The McDaugales decided to have Anna attend Southeast Technical Institute for a four-week CDL training program. Although Anna grew up dealing with older style farm equipment, she had never operated anything quite like a modern truck, and she wanted hands-on education and seat time.
"I was very nervous about getting into the truck and actually starting to drive," Anna said. "But after awhile I realized that it was much more stressful sitting in a classroom than being behind the wheel."
When Anna's nerves caused her to fail her first CDL test attempt, K & J staff came around her to support her and get her the experience she needed.
"I felt kind of dumb about it," Anna said. "But everyone at K & J was so kind. They offered to take me out for a few practice drives so I could get more seat time and build my confidence."
Anna passed her second attempt with flying colors.
Training on the Road
After getting her CDL, Anna went through the driver training program at K & J Trucking. The goal of the program is to get new drivers behind the wheel with an experienced driver trainer right there to help them navigate the first few weeks.
K & J works hard to pair new drivers with experienced driver trainers who can serve as mentors in the industry. Anna went out with Summer Jakopak, a K & J owner operator and fellow female driver.
"Working with Summer was great," Anna said. "It was nice to be out with another woman to do my training. She taught me a lot while we were on the road together."
Hitting the Road as a Team
After about a month in the truck with Summer, Anna was ready to get on the road. She and John went out on their first team run in early December and haven't looked back!
Most of the time John drives and Anna navigates and keeps him company; but when there is a stretch of open highway, or if hours of service are an issue, Anna enjoys getting behind the wheel too.
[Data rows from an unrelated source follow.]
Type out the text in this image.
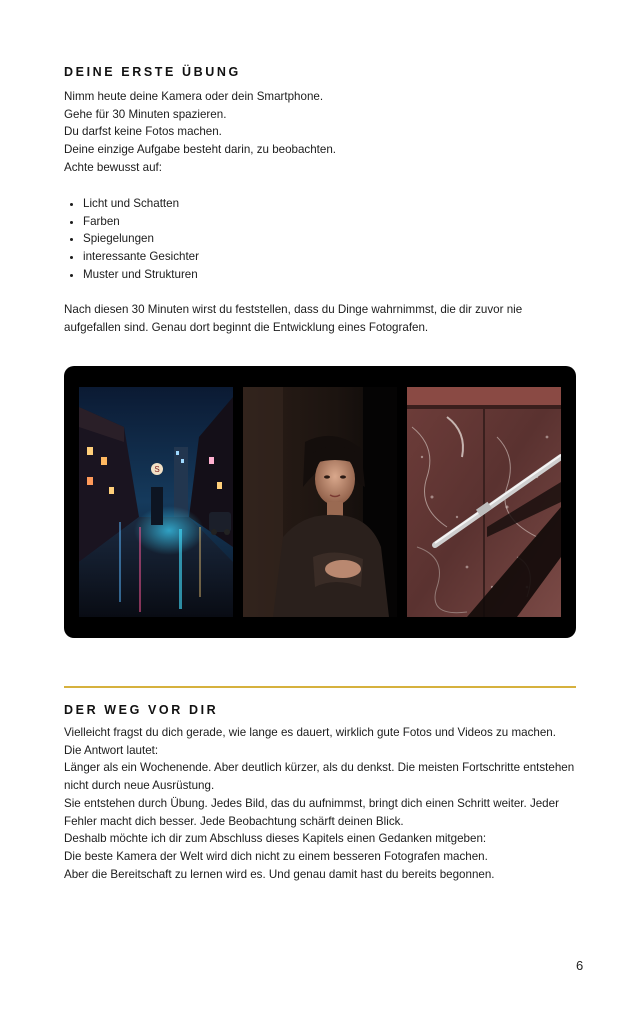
DEINE ERSTE ÜBUNG
Nimm heute deine Kamera oder dein Smartphone.
Gehe für 30 Minuten spazieren.
Du darfst keine Fotos machen.
Deine einzige Aufgabe besteht darin, zu beobachten.
Achte bewusst auf:
• Licht und Schatten
• Farben
• Spiegelungen
• interessante Gesichter
• Muster und Strukturen
Nach diesen 30 Minuten wirst du feststellen, dass du Dinge wahrnimmst, die dir zuvor nie
aufgefallen sind. Genau dort beginnt die Entwicklung eines Fotografen.
S
DER WEG VOR DIR
Vielleicht fragst du dich gerade, wie lange es dauert, wirklich gute Fotos und Videos zu machen.
Die Antwort lautet:
Länger als ein Wochenende. Aber deutlich kürzer, als du denkst. Die meisten Fortschritte entstehen
nicht durch neue Ausrüstung.
Sie entstehen durch Übung. Jedes Bild, das du aufnimmst, bringt dich einen Schritt weiter. Jeder
Fehler macht dich besser. Jede Beobachtung schärft deinen Blick.
Deshalb möchte ich dir zum Abschluss dieses Kapitels einen Gedanken mitgeben:
Die beste Kamera der Welt wird dich nicht zu einem besseren Fotografen machen.
Aber die Bereitschaft zu lernen wird es. Und genau damit hast du bereits begonnen.
6
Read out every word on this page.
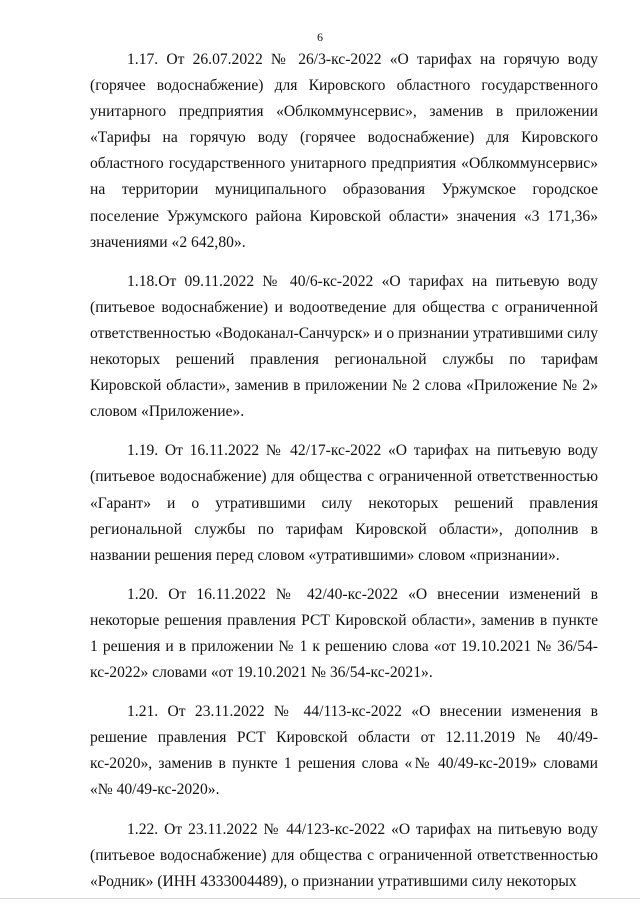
6

1.17. От 26.07.2022 № 26/3-кс-2022 «О тарифах на горячую воду (горячее водоснабжение) для Кировского областного государственного унитарного предприятия «Облкоммунсервис», заменив в приложении «Тарифы на горячую воду (горячее водоснабжение) для Кировского областного государственного унитарного предприятия «Облкоммунсервис» на территории муниципального образования Уржумское городское поселение Уржумского района Кировской области» значения «3 171,36» значениями «2 642,80».

1.18.От 09.11.2022 № 40/6-кс-2022 «О тарифах на питьевую воду (питьевое водоснабжение) и водоотведение для общества с ограниченной ответственностью «Водоканал-Санчурск» и о признании утратившими силу некоторых решений правления региональной службы по тарифам Кировской области», заменив в приложении № 2 слова «Приложение № 2» словом «Приложение».

1.19. От 16.11.2022 № 42/17-кс-2022 «О тарифах на питьевую воду (питьевое водоснабжение) для общества с ограниченной ответственностью «Гарант» и о утратившими силу некоторых решений правления региональной службы по тарифам Кировской области», дополнив в названии решения перед словом «утратившими» словом «признании».

1.20. От 16.11.2022 № 42/40-кс-2022 «О внесении изменений в некоторые решения правления РСТ Кировской области», заменив в пункте 1 решения и в приложении № 1 к решению слова «от 19.10.2021 № 36/54-кс-2022» словами «от 19.10.2021 № 36/54-кс-2021».

1.21. От 23.11.2022 № 44/113-кс-2022 «О внесении изменения в решение правления РСТ Кировской области от 12.11.2019 № 40/49-кс-2020», заменив в пункте 1 решения слова «№ 40/49-кс-2019» словами «№ 40/49-кс-2020».

1.22. От 23.11.2022 № 44/123-кс-2022 «О тарифах на питьевую воду (питьевое водоснабжение) для общества с ограниченной ответственностью «Родник» (ИНН 4333004489), о признании утратившими силу некоторых
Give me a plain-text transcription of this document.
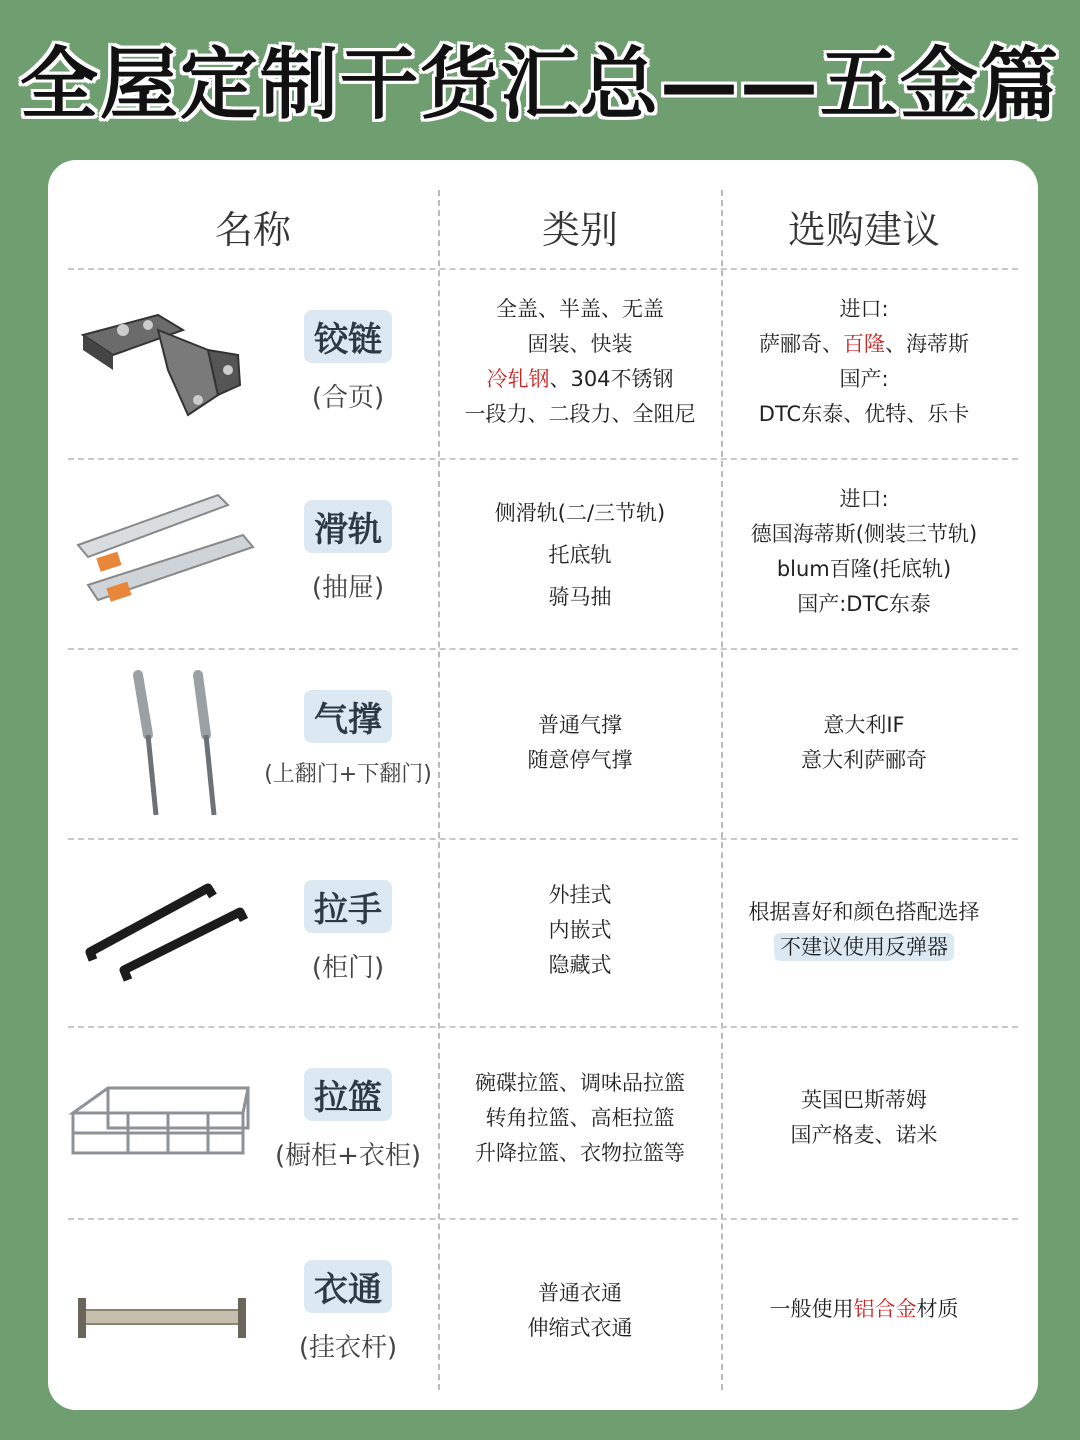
全屋定制干货汇总——五金篇
名称	类别	选购建议
铰链
(合页)
全盖、半盖、无盖
固装、快装
冷轧钢、304不锈钢
一段力、二段力、全阻尼
进口:
萨郦奇、百隆、海蒂斯
国产:
DTC东泰、优特、乐卡
滑轨
(抽屉)
侧滑轨(二/三节轨)
托底轨
骑马抽
进口:
德国海蒂斯(侧装三节轨)
blum百隆(托底轨)
国产:DTC东泰
气撑
(上翻门+下翻门)
普通气撑
随意停气撑
意大利IF
意大利萨郦奇
拉手
(柜门)
外挂式
内嵌式
隐藏式
根据喜好和颜色搭配选择
不建议使用反弹器
拉篮
(橱柜+衣柜)
碗碟拉篮、调味品拉篮
转角拉篮、高柜拉篮
升降拉篮、衣物拉篮等
英国巴斯蒂姆
国产格麦、诺米
衣通
(挂衣杆)
普通衣通
伸缩式衣通
一般使用铝合金材质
Their team driving arrangement is working out perfectly, but they are quick to admit that OTR trucking isn't for everybody, and team driving isn't for every couple.
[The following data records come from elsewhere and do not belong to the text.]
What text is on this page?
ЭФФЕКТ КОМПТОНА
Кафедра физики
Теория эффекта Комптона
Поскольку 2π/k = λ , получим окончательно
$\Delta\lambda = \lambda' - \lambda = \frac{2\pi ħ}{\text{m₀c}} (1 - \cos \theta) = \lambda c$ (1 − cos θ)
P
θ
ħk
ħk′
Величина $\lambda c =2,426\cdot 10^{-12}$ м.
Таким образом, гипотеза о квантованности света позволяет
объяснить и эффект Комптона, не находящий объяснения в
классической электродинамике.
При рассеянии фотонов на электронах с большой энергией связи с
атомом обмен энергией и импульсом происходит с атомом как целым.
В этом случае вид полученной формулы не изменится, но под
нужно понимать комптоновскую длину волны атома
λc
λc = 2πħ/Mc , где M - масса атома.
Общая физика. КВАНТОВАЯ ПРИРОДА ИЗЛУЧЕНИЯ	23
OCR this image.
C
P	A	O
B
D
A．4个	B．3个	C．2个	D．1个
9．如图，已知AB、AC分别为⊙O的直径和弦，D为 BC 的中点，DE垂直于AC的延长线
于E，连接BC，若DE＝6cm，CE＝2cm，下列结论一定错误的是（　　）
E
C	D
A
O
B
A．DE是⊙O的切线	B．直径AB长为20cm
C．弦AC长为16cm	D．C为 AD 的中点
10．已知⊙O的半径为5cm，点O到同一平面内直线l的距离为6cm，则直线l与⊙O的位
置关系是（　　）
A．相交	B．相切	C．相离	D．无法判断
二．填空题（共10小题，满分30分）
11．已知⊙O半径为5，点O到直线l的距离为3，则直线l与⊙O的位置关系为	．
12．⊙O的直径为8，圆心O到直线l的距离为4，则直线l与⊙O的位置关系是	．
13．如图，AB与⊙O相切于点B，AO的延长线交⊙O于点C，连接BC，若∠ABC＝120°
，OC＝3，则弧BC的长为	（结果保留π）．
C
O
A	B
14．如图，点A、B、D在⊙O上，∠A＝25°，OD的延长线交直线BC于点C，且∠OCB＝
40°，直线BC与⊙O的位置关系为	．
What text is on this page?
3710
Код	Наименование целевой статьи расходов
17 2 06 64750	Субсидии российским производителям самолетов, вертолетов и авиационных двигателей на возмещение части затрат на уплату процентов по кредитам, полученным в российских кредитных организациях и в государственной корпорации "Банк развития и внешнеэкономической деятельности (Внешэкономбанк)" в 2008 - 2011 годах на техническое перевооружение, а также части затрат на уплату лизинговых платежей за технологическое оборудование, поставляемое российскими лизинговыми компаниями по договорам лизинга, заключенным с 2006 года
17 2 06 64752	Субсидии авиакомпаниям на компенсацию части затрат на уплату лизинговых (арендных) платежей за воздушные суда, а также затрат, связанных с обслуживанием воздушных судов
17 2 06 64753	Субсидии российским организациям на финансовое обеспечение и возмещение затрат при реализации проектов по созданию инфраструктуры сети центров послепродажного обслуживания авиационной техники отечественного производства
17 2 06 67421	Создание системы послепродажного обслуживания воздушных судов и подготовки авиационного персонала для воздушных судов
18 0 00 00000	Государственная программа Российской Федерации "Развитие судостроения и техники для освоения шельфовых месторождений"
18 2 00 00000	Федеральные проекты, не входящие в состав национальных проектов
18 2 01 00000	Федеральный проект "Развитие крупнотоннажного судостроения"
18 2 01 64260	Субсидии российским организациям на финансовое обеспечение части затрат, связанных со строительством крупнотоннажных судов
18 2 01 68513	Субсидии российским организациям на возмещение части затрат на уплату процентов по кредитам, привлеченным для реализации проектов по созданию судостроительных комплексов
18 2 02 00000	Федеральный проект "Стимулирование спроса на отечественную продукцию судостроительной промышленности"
"We are best friends," Anna said. "We've always done everything together anyway, so it hasn't been a big deal to spend a bunch of time together."
While they still nip at each other every once and awhile—usually when they get into Chicago traffic or forget a turn on their GPS—they have committed not to dwell on the little things.
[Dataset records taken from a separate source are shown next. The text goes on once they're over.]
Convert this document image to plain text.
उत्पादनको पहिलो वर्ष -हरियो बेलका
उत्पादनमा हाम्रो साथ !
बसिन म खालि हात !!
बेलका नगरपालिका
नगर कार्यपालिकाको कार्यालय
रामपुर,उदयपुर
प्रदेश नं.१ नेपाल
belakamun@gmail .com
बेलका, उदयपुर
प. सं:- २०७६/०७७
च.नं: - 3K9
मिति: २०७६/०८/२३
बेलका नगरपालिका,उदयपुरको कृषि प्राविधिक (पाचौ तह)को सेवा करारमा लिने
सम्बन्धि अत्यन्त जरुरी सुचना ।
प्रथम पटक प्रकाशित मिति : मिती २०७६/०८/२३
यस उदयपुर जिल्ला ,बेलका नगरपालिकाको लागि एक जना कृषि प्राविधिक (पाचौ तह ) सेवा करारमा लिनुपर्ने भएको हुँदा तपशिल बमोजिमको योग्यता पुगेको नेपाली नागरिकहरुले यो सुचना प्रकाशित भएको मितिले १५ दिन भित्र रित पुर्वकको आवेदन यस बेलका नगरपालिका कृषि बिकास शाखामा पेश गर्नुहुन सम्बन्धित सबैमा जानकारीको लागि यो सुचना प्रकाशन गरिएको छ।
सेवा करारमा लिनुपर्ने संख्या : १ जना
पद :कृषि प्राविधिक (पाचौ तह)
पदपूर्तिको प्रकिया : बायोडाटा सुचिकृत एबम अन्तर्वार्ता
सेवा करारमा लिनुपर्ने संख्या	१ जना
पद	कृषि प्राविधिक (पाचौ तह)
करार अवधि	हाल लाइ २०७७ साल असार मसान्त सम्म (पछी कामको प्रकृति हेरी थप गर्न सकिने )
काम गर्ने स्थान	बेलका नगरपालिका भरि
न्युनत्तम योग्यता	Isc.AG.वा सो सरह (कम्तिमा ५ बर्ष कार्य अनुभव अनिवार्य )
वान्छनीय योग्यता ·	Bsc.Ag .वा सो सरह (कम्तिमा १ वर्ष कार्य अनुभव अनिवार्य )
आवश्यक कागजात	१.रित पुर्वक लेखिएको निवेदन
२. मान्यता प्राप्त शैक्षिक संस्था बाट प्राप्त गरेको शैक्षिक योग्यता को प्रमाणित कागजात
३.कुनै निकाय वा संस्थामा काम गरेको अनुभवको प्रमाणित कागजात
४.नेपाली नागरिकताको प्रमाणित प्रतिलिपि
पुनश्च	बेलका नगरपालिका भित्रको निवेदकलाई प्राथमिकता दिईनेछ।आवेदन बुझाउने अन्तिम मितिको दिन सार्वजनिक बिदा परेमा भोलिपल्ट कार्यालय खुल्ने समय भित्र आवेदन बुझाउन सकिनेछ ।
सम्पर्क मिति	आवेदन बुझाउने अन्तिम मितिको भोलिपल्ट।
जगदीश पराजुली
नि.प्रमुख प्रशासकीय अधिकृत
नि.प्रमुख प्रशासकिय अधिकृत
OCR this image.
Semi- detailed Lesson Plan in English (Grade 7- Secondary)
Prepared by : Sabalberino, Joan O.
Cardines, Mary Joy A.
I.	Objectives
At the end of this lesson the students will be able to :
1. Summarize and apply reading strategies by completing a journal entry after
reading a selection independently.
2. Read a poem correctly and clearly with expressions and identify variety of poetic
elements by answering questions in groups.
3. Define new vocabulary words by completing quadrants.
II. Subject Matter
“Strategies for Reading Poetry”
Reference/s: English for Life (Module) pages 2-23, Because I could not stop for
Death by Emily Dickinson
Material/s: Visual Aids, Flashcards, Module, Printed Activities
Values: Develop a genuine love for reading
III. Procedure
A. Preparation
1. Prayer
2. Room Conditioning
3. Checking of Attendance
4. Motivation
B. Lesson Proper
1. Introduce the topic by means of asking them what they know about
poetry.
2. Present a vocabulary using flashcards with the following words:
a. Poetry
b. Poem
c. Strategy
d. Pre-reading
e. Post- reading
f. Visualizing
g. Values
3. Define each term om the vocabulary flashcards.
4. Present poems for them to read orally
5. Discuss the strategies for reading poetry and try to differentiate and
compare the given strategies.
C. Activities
"This isn't a job, this is a lifestyle," Anna said. "You have to do everything differently, from meal planning to exercising, even sleeping arrangements."
Anna added that it can be difficult to eat high quality meals on the road without a lot of prior planning. Balancing eating and exercising on the road has been the hardest part for them.
However, the couple hopes to bring their bikes on the road this spring and summer so they can both explore and get exercise; they may even use K & J's foldable bikes!
Plans for the Future
Anna and John hope that after getting some miles and experience under their belt they will be able to spend more of their downtime exploring the country.
"With K & J, they are great about trying to get you to various places that you want to explore," Anna said. And with the growing popularity of services like Uber and Lyft they can use an app on their smart phone to find affordable transportation to a variety of sights.
First on their list is Nashville, Tennessee. "We would love to visit the Grand Ole Opry," Anna said.
Considering Team Driving?
Anna and John had some advice for those considering switching to a trucking career.
We say, just go for it. If you think it might be the thing for you, there is definitely an avenue or path you can take to get into it. It isn't just long-haul over the road trucking, you can do regional too. There is a whole world of trucking out there that people can explore. It is pretty intimidating when you first start getting into it, but it is worth it.
The more stigma we can take away from truck driving, the better. We are just regular people living our lives out on the road. And there is definitely a place for women in this industry.